SSH uses DNS to resolve hostnames in both the forward and reverse directions. One simple solution is to put the name and IP address of both the client and server in both machines /etc/hosts file. You can also disable DNS lookups by adding the directive "UseDNS no" to /etc/ssh/sshd_config on the server.

My IP address will change constantly as I am logging in from multiple locations each day.

I'm running this as a VM so I rolled back to a previous snapshot where SSH was working fine. Here is the tutorial I am following on Ryaz Khan's site.

http://www.ryazkhan.net/?show=smb12

Whatever I am messing up is happening before I edit the example smb.conf file.


I did try the "useDNS no" option. saved and rebooted and still have the issue.

I think the best thing for me to do is to rollback one more time and go step by step testing SSH along the way. Looking through the guide I can only assume that there is an issue with me editing the smbldap.conf file? Would that affect SSH?

I've narrowed the issue down to my smb.conf file.

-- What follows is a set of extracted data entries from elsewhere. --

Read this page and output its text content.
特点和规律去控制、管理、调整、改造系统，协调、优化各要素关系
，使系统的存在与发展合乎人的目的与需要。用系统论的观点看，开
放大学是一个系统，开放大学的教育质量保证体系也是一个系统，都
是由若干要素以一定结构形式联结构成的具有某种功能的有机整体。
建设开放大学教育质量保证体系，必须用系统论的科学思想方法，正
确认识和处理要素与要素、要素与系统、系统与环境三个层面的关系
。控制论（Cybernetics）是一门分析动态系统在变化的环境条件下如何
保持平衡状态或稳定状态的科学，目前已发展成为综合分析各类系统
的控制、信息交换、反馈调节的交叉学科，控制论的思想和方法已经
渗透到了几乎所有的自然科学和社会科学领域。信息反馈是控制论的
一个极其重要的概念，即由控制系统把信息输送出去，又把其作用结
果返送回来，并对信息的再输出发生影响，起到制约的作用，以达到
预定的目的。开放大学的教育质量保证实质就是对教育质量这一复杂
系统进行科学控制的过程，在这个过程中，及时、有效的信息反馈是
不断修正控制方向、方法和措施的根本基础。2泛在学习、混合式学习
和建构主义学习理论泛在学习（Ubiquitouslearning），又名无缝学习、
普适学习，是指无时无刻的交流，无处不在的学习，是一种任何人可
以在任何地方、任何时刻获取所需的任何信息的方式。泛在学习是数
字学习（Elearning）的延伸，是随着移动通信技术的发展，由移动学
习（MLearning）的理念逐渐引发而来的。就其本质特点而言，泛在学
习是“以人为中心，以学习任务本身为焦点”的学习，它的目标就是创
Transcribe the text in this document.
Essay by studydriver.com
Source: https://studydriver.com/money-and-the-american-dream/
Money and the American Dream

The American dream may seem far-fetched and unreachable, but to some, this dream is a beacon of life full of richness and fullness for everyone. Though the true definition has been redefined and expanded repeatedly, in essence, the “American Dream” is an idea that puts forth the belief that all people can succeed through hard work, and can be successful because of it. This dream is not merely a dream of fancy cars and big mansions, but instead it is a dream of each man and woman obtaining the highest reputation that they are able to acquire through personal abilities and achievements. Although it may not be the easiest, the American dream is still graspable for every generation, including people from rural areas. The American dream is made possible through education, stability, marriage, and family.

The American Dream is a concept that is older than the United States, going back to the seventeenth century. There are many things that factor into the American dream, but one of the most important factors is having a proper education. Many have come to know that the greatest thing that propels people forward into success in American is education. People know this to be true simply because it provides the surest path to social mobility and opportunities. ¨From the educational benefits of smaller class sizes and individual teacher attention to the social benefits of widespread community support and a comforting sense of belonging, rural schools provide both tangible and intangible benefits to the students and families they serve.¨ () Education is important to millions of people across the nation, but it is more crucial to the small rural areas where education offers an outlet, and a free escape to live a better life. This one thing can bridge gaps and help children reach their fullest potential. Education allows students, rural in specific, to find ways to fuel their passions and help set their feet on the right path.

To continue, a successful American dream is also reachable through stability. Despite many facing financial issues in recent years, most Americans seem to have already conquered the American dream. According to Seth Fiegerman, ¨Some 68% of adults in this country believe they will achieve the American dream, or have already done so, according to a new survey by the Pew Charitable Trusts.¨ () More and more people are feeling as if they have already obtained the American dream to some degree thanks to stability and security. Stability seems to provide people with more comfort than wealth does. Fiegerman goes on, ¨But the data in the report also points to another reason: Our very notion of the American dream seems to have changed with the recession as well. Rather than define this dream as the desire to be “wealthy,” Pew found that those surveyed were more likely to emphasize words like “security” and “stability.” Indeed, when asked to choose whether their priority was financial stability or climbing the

Without changing the smb.conf.example file I get my SSH password delay issues. It is suppose to look like this per the tutiorial:

[global]
workgroup = TESTLAB
netbios name = %h server (Samba, Ubuntu)

deadtime = 10

log level = 1
log file = /var/log/samba/log.%m
max log size = 5000
debug pid = yes
debug uid = yes
syslog = 0
utmp = yes

security = user
domain logons = yes
os level = 64
logon path =
logon home =
logon drive =
logon script =

passdb backend = ldapsam:"ldap://127.0.0.1/"
ldap ssl = no
ldap admin dn = cn=admin,dc=testlab,dc=dev
ldap delete dn = no

## Sync UNIX password with Samba password
## Method 1:
ldap password sync = yes
## Method 2:
;ldap password sync = no
;unix password sync = yes
;passwd program = /usr/sbin/smbldap-passwd -u '%u'
;passwd chat = "Changing *\nNew password*" %n\n "*Retype new password*" %n\n"

ldap suffix = dc=testlab,dc=dev
ldap user suffix = ou=Users
ldap group suffix = ou=Groups
ldap machine suffix = ou=Computers
ldap idmap suffix = ou=Idmap

add user script = /usr/sbin/smbldap-useradd -m '%u' -t 1
rename user script = /usr/sbin/smbldap-usermod -r '%unew' '%uold'
delete user script = /usr/sbin/smbldap-userdel '%u'
set primary group script = /usr/sbin/smbldap-usermod -g '%g' '%u'
add group script = /usr/sbin/smbldap-groupadd -p '%g'
delete group script = /usr/sbin/smbldap-groupdel '%g'
add user to group script = /usr/sbin/smbldap-groupmod -m '%u' '%g'
delete user from group script = /usr/sbin/smbldap-groupmod -x '%u' '%g'
add machine script = /usr/sbin/smbldap-useradd -w '%u' -t 1

[NETLOGON]
path = /netlogon
browseable = no
share modes = no

[PROFILES]
path = /profiles
browseable = no
writeable = yes
create mask = 0611
directory mask = 0700
profile acls = yes
csc policy = disable
map system = yes
map hidden = yes


The only changes I make are to the workgroup name, netbios, ldap ssl, passdb backend, ldap admin and ldap suffix lines.

I can confirm that it has to be this file because when I swap this out for the original smb.conf then SSH works fine.

What am I missing?

ugh.

Now I can't replicate and it works. I set the smbpasswd and logged out and logged back in via ssh.

Thanks for helping with this. I am going to go and close this thread.